You should normalize to either one of the values that are allowed, or nothing. Basically you’re whitelisting certain values, and deleting everything else. Here’s what the VCL would look like:

sub vcl_recv {
  if (req.http.Origin != "https://www.example.com"
      && req.http.Origin != "http://www.example.com"
      && req.http.Origin != "http://www.friends.example") {
    unset req.http.Origin;
  }
  ...
}

And if your backend doesn’t send a Vary header with Origin in it:

sub vcl_fetch {
  if (beresp.http.Vary) {
    set beresp.http.Vary = beresp.http.Vary + ",Origin";
  } else {
    set beresp.http.Vary = "Origin";
  }
  ...
}

However, now the list of allowed origins is in both your VCL and your application. And for each allowed origin, there’s a copy of the response in the cache, which uses up space, and each copy is the result of a backend request.

Luckily, setting headers is something Varnish is really good at. :)

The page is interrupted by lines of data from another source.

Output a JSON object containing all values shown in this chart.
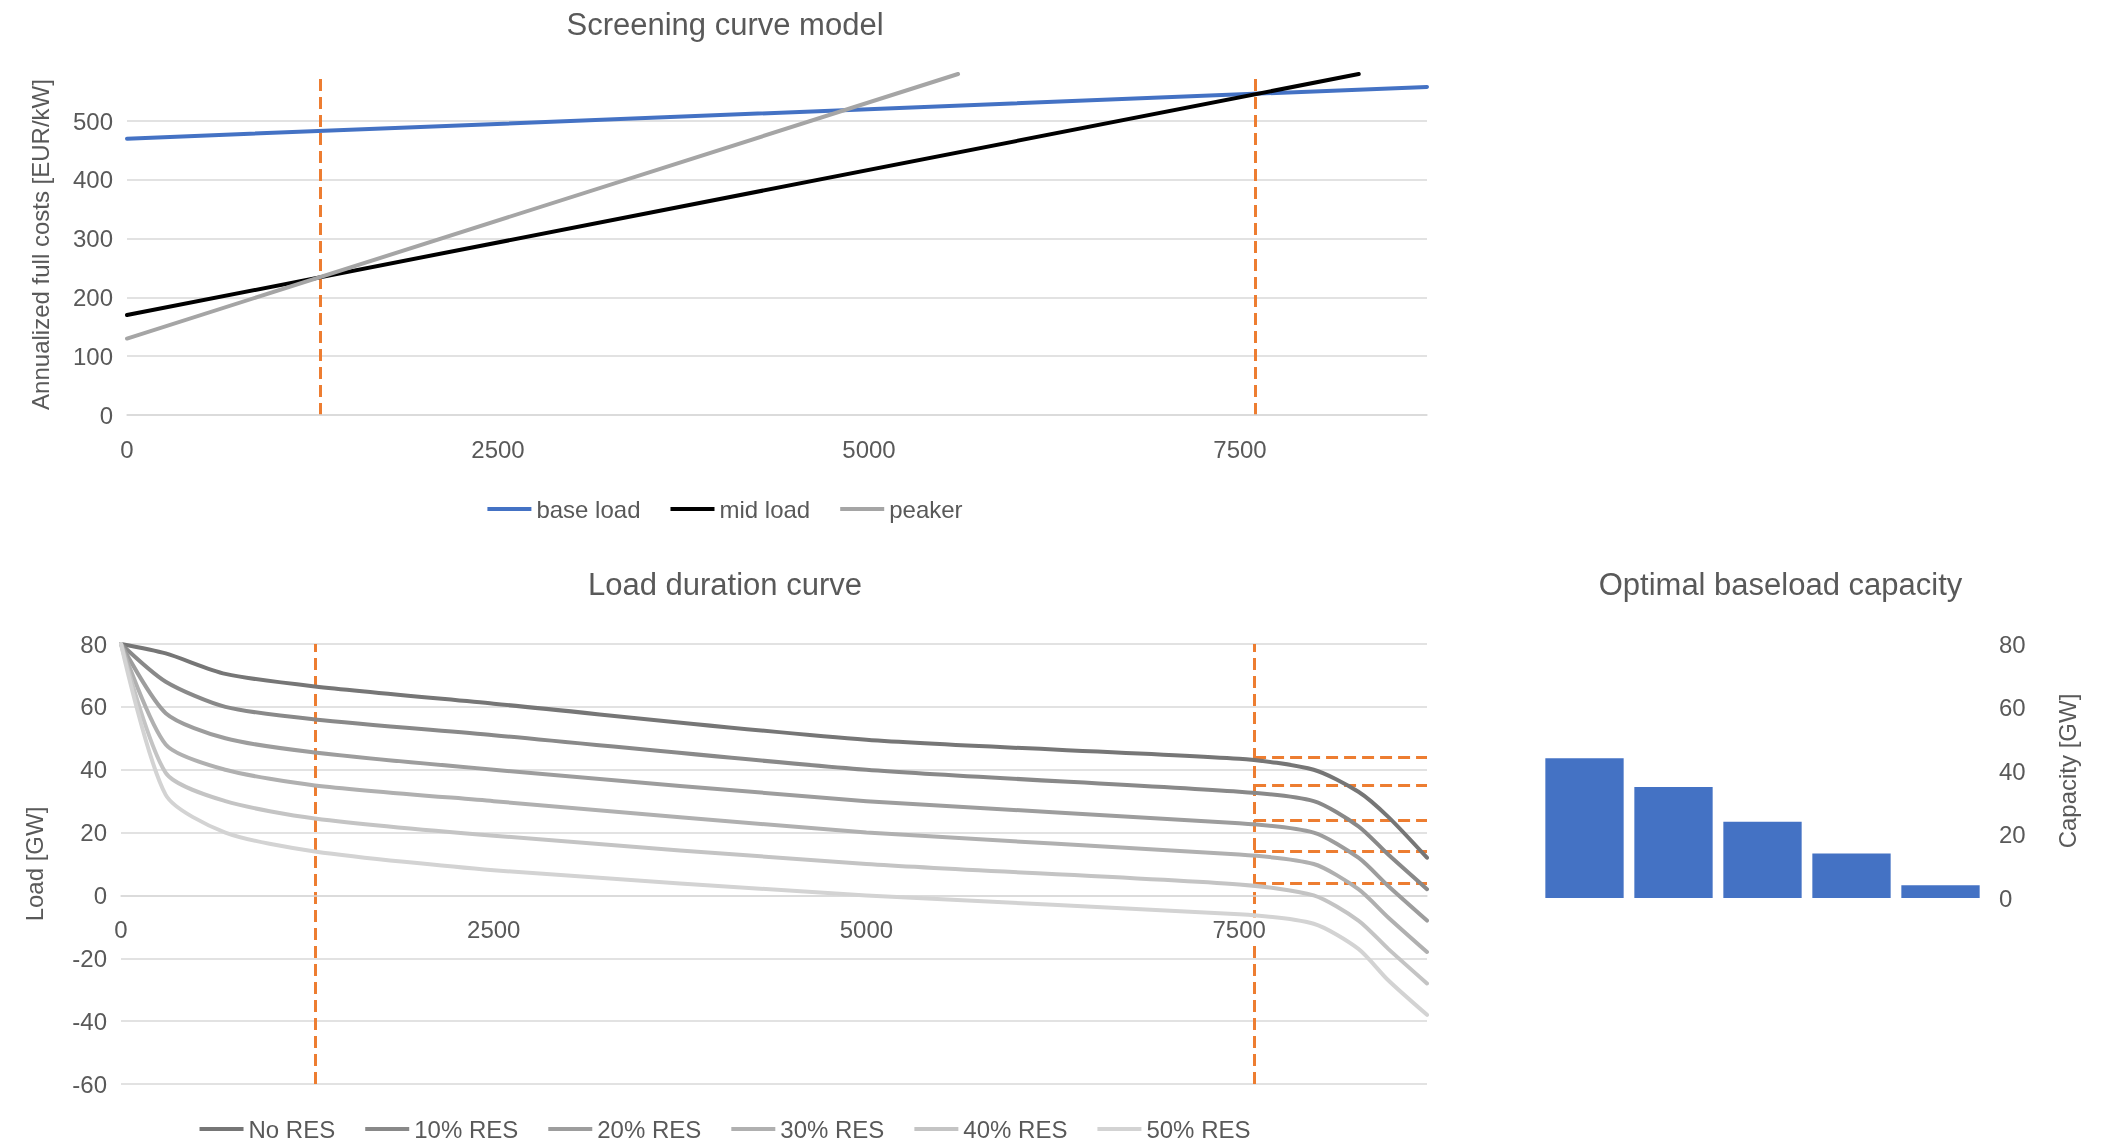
{
  "chart_data": [
    {
      "type": "line",
      "title": "Screening curve model",
      "ylabel": "Annualized full costs [EUR/kW]",
      "xlim": [
        0,
        8760
      ],
      "xticks": [
        0,
        2500,
        5000,
        7500
      ],
      "ylim": [
        0,
        580
      ],
      "yticks": [
        0,
        100,
        200,
        300,
        400,
        500
      ],
      "grid": "y",
      "legend": "bottom",
      "line_style": "solid",
      "marker": "none",
      "series": [
        {
          "name": "base load",
          "color": "#4472c4",
          "x": [
            0,
            8760
          ],
          "values": [
            470,
            558
          ]
        },
        {
          "name": "mid load",
          "color": "#000000",
          "x": [
            0,
            8300
          ],
          "values": [
            170,
            580
          ]
        },
        {
          "name": "peaker",
          "color": "#a5a5a5",
          "x": [
            0,
            5600
          ],
          "values": [
            130,
            580
          ]
        }
      ],
      "ref_lines": [
        {
          "axis": "x",
          "value": 1300,
          "color": "#ed7d31",
          "line_style": "dashed"
        },
        {
          "axis": "x",
          "value": 7600,
          "color": "#ed7d31",
          "line_style": "dashed"
        }
      ]
    },
    {
      "type": "line",
      "title": "Load duration curve",
      "ylabel": "Load [GW]",
      "xlim": [
        0,
        8760
      ],
      "xticks": [
        0,
        2500,
        5000,
        7500
      ],
      "ylim": [
        -60,
        80
      ],
      "yticks": [
        -60,
        -40,
        -20,
        0,
        20,
        40,
        60,
        80
      ],
      "grid": "y",
      "legend": "bottom",
      "line_style": "solid",
      "marker": "none",
      "x": [
        0,
        300,
        700,
        1300,
        2500,
        5000,
        7500,
        8000,
        8300,
        8500,
        8760
      ],
      "series": [
        {
          "name": "No RES",
          "color": "#767676",
          "values": [
            80,
            77,
            70.5,
            66.5,
            61,
            49.5,
            43.5,
            40,
            33,
            25,
            12
          ]
        },
        {
          "name": "10% RES",
          "color": "#898989",
          "values": [
            80,
            68,
            60,
            56,
            51,
            40,
            33,
            30,
            22,
            13,
            2
          ]
        },
        {
          "name": "20% RES",
          "color": "#9d9d9d",
          "values": [
            80,
            58,
            50,
            45.5,
            40,
            30,
            23,
            20,
            12,
            3,
            -8
          ]
        },
        {
          "name": "30% RES",
          "color": "#b0b0b0",
          "values": [
            80,
            48,
            40,
            35,
            30,
            20,
            13,
            10,
            2,
            -7,
            -18
          ]
        },
        {
          "name": "40% RES",
          "color": "#c4c4c4",
          "values": [
            80,
            39,
            30,
            24.5,
            19,
            10,
            3.5,
            0,
            -8,
            -17,
            -28
          ]
        },
        {
          "name": "50% RES",
          "color": "#d3d3d3",
          "values": [
            80,
            32,
            20,
            14,
            8,
            0,
            -6,
            -9,
            -17,
            -27,
            -38
          ]
        }
      ],
      "ref_lines": [
        {
          "axis": "x",
          "value": 1300,
          "color": "#ed7d31",
          "line_style": "dashed"
        },
        {
          "axis": "x",
          "value": 7600,
          "color": "#ed7d31",
          "line_style": "dashed"
        },
        {
          "axis": "y",
          "value": 44,
          "color": "#ed7d31",
          "line_style": "dashed"
        },
        {
          "axis": "y",
          "value": 35,
          "color": "#ed7d31",
          "line_style": "dashed"
        },
        {
          "axis": "y",
          "value": 24,
          "color": "#ed7d31",
          "line_style": "dashed"
        },
        {
          "axis": "y",
          "value": 14,
          "color": "#ed7d31",
          "line_style": "dashed"
        },
        {
          "axis": "y",
          "value": 4,
          "color": "#ed7d31",
          "line_style": "dashed"
        }
      ]
    },
    {
      "type": "bar",
      "title": "Optimal baseload capacity",
      "ylabel": "Capacity [GW]",
      "ylim": [
        0,
        80
      ],
      "yticks": [
        0,
        20,
        40,
        60,
        80
      ],
      "grid": false,
      "categories": [
        null,
        null,
        null,
        null,
        null
      ],
      "series": [
        {
          "color": "#4472c4",
          "values": [
            44,
            35,
            24,
            14,
            4
          ]
        }
      ]
    }
  ]
}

So here’s some VCL that does not Vary on Origin, so you have a single copy of the response in your cache, and then sets the Access-Control-Allow-Origin header if the Origin in the request is on your whitelist.

sub vcl_deliver {
  if (req.http.Origin == "https://www.example.com"
      || req.http.Origin == "http://www.example.com"
      || req.http.Origin == "http://www.friends.example") {
    set resp.http.Access-Control-Allow-Origin = req.http.Origin;
  }
  if (resp.http.Vary) {
    set resp.http.Vary = resp.http.Vary + ",Origin";
  } else {
    set resp.http.Vary = "Origin";
  }
  ...
}

You might have noticed that Vary is still set, but in this case we’re setting it on resp, not on beresp. This is to make sure that any caches between your Varnish and the browser, which you have no control over, still do the right thing, which is to cache the response, but still serve different variations based on the Origin header.

The value of beresp.http.Vary (which you can only set in vcl_fetch, before the object enters the cache) is used to determine how the object should be cached. You can only set resp.http.Vary in vcl_deliver, which is after the object has been inserted into the cache, but before the response is sent downstream, i.e. to the browser or an intermediate cache.

The VCL example above does assume that your backend does not know about CORS, and doesn’t send either Vary: Origin or Access-Control-Allow-Origin. If it does, for some reason, you will have to take that into account. Like so:

sub vcl_recv {
  # Save Origin in a custom header
  set req.http.X-Saved-Origin = req.http.Origin;
  # Remove Origin from the request so that backend
  # doesn’t add CORS headers.
  unset req.http.Origin;
  ...
}

sub vcl_deliver {
  if (req.http.X-Saved-Origin == "https://www.example.com"
      || req.http.X-Saved-Origin == "http://www.example.com"
      || req.http.X-Saved-Origin == "http://www.friends.example") {
    set resp.http.Access-Control-Allow-Origin =
                                   req.http.X-Saved-Origin;
  }
  if (resp.http.Vary) {
    set resp.http.Vary = resp.http.Vary + ",Origin";
  } else {
    set resp.http.Vary = "Origin";
  }
  ...
}

Other CORS headers

Access-Control-Allow-Origin is the most used header, but other response headers have similar ramifications. If they are different depending on Origin, make sure that Origin is in your Vary, or add them to the response using VCL.

CORS also defines two more request headers, which browsers might use in a pre-flight request, before doing something like a PUT or DELETE request. I will discuss those in a future Varnish tip.

Recap

To deal with caches where you are not in control, it’s important that Vary contains Origin. For the most efficient caching with Varnish, it is best to put all CORS logic in VCL.